Holoprosencephaly (HPE) is a condition characterized by the failed or incomplete separation of the forebrain during the early gestation period. This can result in a spectrum of brain malformations that are classified based on severity into alobar, semilobar, lobar, and middle interhemispheric variant (MIHV) type HPE. The condition causes developmental delay and intellectual disability in affected individuals. HPE4, caused by mutations in the TGIF1 gene, presents with facial dysmorphia such as a wide midline cleft lip/palate, hypotelorism, ptosis, a flat nasal bridge, a flattened nasal tip and an absent nasal septum.
Most fetuses with this disorder do not survive the gestation period, and infants often succumb within the first year of life. TGIF1-related HPE4 has a severe phenotype; affected individuals show higher rates of severe facial defects and alobar or semilobar HPE. The overall prevalence of holoprosencephaly is about 1 in 250 embryos, and 1 in 10,000 live births. TGIF1-related HPE is believed to account for less than two percent of these cases.

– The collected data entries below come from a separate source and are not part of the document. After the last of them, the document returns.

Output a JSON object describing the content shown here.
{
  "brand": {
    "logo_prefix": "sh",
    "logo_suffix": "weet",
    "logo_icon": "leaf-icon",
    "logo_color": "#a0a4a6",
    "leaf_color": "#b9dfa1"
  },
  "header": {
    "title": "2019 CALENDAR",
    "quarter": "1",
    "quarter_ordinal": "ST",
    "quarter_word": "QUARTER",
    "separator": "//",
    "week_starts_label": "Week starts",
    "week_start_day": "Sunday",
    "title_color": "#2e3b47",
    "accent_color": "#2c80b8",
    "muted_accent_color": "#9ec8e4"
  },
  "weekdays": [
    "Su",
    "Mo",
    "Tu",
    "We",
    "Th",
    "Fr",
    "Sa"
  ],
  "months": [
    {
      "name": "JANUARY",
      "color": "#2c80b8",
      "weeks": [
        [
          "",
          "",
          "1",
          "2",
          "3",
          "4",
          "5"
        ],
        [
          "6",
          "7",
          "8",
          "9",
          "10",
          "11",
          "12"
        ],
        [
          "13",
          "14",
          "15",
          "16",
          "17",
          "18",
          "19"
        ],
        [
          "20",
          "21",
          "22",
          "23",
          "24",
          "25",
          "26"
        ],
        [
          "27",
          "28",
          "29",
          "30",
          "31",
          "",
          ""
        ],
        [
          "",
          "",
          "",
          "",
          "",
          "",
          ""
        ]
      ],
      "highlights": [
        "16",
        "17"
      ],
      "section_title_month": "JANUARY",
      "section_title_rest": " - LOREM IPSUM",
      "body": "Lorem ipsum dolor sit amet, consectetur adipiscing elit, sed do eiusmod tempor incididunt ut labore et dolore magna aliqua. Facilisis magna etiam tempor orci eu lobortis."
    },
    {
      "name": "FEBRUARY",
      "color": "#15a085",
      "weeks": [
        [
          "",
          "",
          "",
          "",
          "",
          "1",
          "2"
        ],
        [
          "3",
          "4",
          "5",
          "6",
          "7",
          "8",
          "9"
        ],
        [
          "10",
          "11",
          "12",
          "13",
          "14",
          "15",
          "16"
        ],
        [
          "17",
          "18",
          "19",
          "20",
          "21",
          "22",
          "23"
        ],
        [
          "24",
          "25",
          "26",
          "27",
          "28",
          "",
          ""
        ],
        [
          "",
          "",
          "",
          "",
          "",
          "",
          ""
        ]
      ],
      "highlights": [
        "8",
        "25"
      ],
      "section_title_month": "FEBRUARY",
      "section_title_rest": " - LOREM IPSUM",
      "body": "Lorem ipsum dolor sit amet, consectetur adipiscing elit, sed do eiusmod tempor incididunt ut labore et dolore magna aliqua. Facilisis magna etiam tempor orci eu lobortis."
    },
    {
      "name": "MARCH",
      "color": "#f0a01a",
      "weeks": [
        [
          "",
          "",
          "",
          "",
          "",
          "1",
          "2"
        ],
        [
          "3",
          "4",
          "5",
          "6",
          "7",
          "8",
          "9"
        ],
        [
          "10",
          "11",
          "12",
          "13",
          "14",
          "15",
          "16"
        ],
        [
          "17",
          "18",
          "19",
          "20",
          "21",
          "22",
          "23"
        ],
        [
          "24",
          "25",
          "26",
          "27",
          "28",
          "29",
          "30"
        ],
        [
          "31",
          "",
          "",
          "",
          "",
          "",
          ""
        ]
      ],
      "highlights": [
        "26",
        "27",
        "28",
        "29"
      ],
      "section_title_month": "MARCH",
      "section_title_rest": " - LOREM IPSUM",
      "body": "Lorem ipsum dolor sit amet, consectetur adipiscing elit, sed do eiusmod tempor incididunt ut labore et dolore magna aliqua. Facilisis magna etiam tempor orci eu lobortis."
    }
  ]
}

The condition is diagnosed based on neuroimaging studies. Severe cases are often diagnosed prenatally during ultrasound examinations. There is currently no cure for the disorder and treatment is limited to supportive and symptomatic care. Patients may require cleft lip/palate surgery.
The disorder follows an autosomal dominant pattern of inheritance and is caused by mutations in the TGIF1 gene. This gene encodes a homeobox protein that plays a key role in embryonic development. It competitively binds to RXR responsive elements in the cellular retinol binding protein II promoter, thus inhibiting RXR binding and acting as a transcriptional repressor. Heterozygous mutations in the TGIF1 gene associated with HPE4 include deletions, missense variants, and premature truncations that impair its function.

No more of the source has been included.